Tuesday 15 March 2011

learning at 100


It's perhaps not surprising that someone who researched the idea of 'learning' for more than 15 years should chance to want to write about learning on what happens to be the hundredth posting on this blog. I've been fascinated by learning all of my life, perhaps because my schooling was a complete disaster and I left school at the first opportunity.
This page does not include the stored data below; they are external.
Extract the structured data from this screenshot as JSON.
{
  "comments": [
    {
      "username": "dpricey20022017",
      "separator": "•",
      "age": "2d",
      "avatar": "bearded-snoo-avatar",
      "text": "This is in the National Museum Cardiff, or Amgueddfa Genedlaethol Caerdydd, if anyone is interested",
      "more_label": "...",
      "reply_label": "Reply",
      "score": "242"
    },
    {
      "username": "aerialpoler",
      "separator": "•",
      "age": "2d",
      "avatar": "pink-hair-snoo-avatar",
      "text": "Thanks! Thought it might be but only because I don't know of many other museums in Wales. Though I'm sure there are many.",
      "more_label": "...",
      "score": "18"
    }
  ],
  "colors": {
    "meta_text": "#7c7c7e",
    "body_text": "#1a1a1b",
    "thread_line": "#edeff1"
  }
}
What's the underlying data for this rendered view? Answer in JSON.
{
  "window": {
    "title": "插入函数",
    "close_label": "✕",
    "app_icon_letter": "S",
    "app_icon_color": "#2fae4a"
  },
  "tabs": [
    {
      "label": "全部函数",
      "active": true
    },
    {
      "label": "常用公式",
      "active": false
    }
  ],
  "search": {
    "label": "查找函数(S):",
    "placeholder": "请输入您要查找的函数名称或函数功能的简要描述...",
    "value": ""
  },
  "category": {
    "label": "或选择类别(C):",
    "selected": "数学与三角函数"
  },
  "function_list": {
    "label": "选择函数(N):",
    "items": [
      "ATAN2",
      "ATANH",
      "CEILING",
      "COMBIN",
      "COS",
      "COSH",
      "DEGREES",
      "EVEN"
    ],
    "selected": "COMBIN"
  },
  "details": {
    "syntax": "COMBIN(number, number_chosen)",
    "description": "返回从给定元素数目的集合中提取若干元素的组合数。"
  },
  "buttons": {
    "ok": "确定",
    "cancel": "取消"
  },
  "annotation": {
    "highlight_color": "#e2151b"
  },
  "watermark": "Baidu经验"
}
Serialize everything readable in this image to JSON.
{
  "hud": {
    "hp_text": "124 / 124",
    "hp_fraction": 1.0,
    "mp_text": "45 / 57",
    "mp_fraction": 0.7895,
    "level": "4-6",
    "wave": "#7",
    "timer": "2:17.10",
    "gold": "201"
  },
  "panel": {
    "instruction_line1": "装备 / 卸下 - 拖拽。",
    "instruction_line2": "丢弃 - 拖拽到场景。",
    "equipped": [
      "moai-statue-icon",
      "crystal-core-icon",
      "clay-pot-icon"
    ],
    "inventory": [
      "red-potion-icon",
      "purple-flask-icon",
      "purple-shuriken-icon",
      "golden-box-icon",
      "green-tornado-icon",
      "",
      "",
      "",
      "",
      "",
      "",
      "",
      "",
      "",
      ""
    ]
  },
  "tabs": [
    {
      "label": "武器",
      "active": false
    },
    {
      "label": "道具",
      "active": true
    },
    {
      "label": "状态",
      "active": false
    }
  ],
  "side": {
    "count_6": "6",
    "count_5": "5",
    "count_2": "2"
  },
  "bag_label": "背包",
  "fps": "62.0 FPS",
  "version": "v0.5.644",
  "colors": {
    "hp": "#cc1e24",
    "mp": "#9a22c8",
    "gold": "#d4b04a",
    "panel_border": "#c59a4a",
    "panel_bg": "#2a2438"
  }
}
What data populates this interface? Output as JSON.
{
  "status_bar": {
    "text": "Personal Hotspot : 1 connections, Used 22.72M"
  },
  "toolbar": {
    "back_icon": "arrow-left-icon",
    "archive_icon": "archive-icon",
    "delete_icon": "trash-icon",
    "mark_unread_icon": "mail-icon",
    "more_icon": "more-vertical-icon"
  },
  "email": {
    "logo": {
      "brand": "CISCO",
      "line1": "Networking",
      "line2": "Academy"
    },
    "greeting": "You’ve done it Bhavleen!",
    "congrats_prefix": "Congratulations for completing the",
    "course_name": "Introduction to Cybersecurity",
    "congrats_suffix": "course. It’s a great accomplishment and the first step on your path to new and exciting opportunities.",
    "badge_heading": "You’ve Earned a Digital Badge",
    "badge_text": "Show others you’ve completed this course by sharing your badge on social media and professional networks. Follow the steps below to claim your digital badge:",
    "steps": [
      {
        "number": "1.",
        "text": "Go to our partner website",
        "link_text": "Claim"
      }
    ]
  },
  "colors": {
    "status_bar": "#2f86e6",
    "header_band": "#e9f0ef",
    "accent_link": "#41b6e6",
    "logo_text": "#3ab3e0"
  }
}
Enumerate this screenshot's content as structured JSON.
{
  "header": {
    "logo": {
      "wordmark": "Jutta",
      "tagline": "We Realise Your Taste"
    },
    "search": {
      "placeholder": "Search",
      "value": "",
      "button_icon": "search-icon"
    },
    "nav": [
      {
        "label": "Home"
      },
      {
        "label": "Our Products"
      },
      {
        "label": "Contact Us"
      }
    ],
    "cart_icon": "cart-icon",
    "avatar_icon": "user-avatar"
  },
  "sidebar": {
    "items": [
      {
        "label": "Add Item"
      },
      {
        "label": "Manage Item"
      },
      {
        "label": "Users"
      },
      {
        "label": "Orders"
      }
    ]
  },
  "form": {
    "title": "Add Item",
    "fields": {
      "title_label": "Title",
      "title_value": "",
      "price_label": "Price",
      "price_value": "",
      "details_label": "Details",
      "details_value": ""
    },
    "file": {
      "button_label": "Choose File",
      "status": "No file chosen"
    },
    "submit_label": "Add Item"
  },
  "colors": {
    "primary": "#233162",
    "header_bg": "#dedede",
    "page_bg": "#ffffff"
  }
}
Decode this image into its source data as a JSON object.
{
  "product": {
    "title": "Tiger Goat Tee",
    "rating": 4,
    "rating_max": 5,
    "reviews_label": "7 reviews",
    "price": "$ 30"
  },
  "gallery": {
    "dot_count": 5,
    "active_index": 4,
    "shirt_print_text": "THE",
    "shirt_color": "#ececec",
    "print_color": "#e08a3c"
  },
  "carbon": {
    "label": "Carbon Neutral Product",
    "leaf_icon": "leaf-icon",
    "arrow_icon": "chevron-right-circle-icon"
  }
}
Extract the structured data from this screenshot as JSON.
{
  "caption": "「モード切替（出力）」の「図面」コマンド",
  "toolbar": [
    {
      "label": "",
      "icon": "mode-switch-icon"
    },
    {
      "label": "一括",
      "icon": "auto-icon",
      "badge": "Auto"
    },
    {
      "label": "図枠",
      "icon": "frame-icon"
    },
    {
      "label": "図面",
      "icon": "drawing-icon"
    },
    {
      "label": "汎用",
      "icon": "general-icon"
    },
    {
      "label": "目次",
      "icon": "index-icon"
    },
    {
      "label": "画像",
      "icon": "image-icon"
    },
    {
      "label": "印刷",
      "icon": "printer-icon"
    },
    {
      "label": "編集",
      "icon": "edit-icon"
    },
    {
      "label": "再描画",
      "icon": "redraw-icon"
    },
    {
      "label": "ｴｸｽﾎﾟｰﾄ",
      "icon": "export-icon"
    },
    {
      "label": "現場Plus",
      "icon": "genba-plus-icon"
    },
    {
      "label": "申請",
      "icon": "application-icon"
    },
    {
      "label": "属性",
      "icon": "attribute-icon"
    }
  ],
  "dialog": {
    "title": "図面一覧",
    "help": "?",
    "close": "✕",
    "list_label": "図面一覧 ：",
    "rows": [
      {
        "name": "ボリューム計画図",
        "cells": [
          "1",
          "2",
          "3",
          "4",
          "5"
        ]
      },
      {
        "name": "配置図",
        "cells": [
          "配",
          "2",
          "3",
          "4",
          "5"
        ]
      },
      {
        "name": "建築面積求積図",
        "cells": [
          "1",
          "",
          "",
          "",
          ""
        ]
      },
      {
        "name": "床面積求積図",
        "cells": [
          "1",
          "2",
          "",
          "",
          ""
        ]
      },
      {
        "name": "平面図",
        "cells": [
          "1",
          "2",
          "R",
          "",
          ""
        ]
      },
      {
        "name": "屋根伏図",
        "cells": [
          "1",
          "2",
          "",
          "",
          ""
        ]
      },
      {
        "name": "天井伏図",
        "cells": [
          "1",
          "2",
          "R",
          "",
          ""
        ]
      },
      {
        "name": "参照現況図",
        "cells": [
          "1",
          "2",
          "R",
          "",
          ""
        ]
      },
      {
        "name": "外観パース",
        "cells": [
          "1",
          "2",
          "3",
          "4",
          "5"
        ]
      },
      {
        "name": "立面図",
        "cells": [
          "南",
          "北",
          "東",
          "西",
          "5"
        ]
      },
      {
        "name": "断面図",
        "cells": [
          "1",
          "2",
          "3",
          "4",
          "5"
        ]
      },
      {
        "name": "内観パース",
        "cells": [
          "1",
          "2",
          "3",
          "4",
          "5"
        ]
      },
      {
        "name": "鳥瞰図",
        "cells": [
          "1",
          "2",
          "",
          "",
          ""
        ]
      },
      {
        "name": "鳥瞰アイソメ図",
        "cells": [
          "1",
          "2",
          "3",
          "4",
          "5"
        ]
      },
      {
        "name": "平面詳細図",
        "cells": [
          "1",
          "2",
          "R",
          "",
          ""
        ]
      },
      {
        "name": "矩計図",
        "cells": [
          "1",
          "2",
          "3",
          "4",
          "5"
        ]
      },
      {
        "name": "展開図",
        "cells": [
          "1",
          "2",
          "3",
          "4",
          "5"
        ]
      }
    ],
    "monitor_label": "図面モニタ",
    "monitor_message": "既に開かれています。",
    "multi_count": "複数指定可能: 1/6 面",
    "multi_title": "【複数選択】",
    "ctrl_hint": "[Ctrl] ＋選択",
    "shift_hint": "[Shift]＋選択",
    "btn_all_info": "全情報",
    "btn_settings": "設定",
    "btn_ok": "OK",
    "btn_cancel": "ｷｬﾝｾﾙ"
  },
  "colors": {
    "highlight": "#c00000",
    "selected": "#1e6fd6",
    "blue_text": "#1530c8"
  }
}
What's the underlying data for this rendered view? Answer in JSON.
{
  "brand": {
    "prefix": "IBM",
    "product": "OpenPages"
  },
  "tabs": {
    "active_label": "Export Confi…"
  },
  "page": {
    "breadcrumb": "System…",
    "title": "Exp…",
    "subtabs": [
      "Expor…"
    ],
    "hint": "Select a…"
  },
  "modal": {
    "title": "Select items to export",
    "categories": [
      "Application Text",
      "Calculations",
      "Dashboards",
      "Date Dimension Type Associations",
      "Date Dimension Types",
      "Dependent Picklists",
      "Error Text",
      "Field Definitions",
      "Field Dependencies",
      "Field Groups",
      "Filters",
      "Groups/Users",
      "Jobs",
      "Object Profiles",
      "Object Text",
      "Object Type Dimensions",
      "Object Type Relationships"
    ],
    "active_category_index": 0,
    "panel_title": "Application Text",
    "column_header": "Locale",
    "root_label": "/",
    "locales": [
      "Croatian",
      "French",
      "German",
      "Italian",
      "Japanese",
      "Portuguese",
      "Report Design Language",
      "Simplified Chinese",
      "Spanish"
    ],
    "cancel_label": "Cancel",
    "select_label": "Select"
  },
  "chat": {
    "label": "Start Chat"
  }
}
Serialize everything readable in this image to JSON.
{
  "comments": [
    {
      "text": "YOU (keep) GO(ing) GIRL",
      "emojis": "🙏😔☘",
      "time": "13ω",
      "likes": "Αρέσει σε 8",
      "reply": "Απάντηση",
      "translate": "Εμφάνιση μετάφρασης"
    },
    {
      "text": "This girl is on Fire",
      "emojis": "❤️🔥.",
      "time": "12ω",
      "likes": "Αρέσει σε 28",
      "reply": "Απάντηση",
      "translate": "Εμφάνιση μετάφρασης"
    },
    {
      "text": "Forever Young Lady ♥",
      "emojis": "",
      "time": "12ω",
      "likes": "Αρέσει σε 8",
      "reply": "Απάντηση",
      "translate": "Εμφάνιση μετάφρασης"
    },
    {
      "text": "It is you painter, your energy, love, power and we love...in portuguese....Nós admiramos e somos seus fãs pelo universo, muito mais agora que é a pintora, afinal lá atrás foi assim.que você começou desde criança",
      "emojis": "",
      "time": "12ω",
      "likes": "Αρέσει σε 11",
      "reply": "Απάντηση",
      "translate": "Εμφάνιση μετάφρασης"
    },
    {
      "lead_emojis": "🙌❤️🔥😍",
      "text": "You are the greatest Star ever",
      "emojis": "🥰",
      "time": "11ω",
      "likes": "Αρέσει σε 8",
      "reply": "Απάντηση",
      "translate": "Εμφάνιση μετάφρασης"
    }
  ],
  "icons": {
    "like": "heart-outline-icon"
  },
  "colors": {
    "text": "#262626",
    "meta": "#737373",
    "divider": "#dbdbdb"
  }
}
I thus escaped without the dulling of my curiosity and capacities that institutions seemed in my experience to be so keen on.

I fell into teaching for strategic reasons (it gave me a job that would allow me to work abroad), and then found myself unexpectedly fascinated by the strangeness of adult education classrooms in the private sector. That might have been it, except that my choosing to become a student of Indian Religions in my early thirties suddenly exposed me to the experience of 'learning' in higher education. I loved the subject, but the experience of institutional learning was so bizarre that I ended up making such learning my study for the next fifteen years. I'm not, you'll be relieved to know, going to say any more about that here. Except to say that in my view 'learning' as talked about in institutions is not at all the same thing as the vibrant, exploratory, free, breathtaking kind of thing it can be outside of them...

For my new hero Fred Gettings, learning is actually one of the purposes of artistic activity.

In the business of learning about art there are many stumbling blocks and many difficulties, but perhaps the most insidious is one that is common to great artists and beginners alike. It is the tendency to paint or sculpt in order to produce a work of art rather than to learn from the actual attempt to create. Too often one sees an artist, who, after sincere struggle, finally gains recognition suddenly coming to a standstill in his development. His work which was formerly the culmination of a struggle, degenerates into a series of cliches, losing its vitality and becoming fit for nothing but buying and selling. If one has no inclination to learn about art there is little point painting or sculpting. If, however, one wishes to paint or sculpt one must first learn how: one is, therefore, a perpetual student, every attempt to produce a work of art being an attempt to learn something new, and not merely to have something to show (8).

...Our aim in learning about art cannot merely be 'to learn about art'. In an age which takes art - both good and bad - so ridiculously seriously, it is almost heretical to say that the chief aim of art should be enjoyment. Enthusiasm and joy can shine through even a bad painting... A spontaneous joy illuminates every child's painting, and is rooted in every work of genius... So many paintings by established painters which are exhibited nowadays are lacking in the spirit of joy because they have been painted for an audience with one eye on the art dealer and the other on accepted canons of taste. The actual fact of painting, the mystery of participating in an age-old activity, is too often submerged beneath irrelevant considerations (10).

Go Fred!!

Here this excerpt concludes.